Postponement of publication
- The Royal Court alone has jurisdiction over the final form of its published judgment. It is a matter for the Royal Court alone to determine whether, and to what extent, an order under Article 13 should be granted or maintained with respect to the material that should otherwise be published in full under Article 7 (8).
- There will be circumstances (as envisaged by Article 13 of the DPA Law), where it will not be appropriate to publish immediately the documents referred to in paragraph 12 above, either in their original form or at all. These circumstances include but are not limited to cases where individuals may be suspected of or charged with offences arising from the facts of the DPA or, where trials of those individuals are ongoing and are yet to conclude. It may also include cases where a criminal investigation is ongoing in Jersey or elsewhere.
- Against that background and in addition to those matters, where the Attorney General seeks an order under Article 13 of the DPA Law, the following (non-exhaustive) factors will be of relevance (all cases are fact specific):
- Jersey is a small jurisdiction where the publication of the names of individuals in the facts connected to a DPA (whether their conduct is criticised or not) subject to the Court’s decision, may not always be in the public interest;
- in the case of employees performing their work in a non-public role, who have a reasonable expectation of privacy there may be no legitimate interest in identifying persons who have performed their work at the instruction of the entity.

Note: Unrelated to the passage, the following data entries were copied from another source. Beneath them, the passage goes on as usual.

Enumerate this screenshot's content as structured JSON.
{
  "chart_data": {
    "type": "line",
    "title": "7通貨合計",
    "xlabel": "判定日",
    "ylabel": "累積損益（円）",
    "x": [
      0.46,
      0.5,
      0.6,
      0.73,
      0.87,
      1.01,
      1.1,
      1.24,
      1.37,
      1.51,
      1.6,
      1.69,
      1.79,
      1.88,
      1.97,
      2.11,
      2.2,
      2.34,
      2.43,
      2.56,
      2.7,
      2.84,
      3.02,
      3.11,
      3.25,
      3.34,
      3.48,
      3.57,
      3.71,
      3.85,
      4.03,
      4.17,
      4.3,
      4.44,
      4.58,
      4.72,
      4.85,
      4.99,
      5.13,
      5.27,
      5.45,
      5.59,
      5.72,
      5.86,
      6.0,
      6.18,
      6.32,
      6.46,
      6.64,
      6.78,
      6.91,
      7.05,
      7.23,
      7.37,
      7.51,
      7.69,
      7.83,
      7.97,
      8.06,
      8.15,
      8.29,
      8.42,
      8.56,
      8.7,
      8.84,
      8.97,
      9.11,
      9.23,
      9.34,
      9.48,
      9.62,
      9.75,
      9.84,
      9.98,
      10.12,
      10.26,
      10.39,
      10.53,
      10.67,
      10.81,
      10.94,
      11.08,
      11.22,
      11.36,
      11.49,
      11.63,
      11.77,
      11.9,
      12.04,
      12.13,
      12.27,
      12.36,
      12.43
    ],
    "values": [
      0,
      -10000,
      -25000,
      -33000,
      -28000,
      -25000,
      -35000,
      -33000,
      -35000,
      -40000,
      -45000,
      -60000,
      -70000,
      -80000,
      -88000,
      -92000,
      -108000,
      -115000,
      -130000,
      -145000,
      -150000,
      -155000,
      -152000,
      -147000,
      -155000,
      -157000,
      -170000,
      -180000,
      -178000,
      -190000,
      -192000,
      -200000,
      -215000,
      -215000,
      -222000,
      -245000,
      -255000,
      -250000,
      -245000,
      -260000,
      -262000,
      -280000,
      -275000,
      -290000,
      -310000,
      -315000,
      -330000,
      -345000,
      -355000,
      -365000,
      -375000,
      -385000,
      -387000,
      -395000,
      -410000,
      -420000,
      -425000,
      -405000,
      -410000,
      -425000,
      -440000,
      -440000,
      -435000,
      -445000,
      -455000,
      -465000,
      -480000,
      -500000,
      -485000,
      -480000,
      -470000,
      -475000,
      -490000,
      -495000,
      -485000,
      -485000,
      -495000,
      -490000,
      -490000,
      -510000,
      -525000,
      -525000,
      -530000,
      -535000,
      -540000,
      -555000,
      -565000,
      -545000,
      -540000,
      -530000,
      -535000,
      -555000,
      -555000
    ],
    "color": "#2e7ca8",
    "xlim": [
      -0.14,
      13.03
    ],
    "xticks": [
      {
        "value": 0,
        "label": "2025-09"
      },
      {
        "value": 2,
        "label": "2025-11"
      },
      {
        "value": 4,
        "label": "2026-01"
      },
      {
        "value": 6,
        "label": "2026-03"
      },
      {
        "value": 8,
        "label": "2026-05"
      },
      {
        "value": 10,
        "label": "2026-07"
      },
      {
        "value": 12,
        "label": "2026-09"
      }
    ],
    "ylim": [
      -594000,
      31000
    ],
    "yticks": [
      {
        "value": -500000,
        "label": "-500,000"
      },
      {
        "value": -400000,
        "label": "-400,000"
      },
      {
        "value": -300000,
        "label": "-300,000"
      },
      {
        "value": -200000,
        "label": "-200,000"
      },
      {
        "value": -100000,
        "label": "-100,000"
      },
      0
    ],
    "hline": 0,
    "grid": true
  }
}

Subject to the Court’s decision, if the DPA and importantly, the reasoning in the final judgment can easily be understood without naming them, then this is a factor weighing against identification;
- whether and to what extent there is a risk that an employee of the entity involved in the facts giving rise to the DPA, may be thought to be responsible for or at least indifferent to the conduct of the entity in the DPA. That is not the purpose of a DPA nor, where the Royal Court makes a declaration or grants final approval to the terms of the DPA agreed between the parties, is it indicative of a finding to that effect, save where the Court expressly makes such a finding;
- whether an order seeking time-limited postponement would be more appropriate than indefinite postponement;
- consideration should be given more generally to the necessity for and impact of the identities of third parties being published; and
- whether identifying a third party would comply with the Data Protection (Jersey) Law 2018 and the European Convention on Human Rights.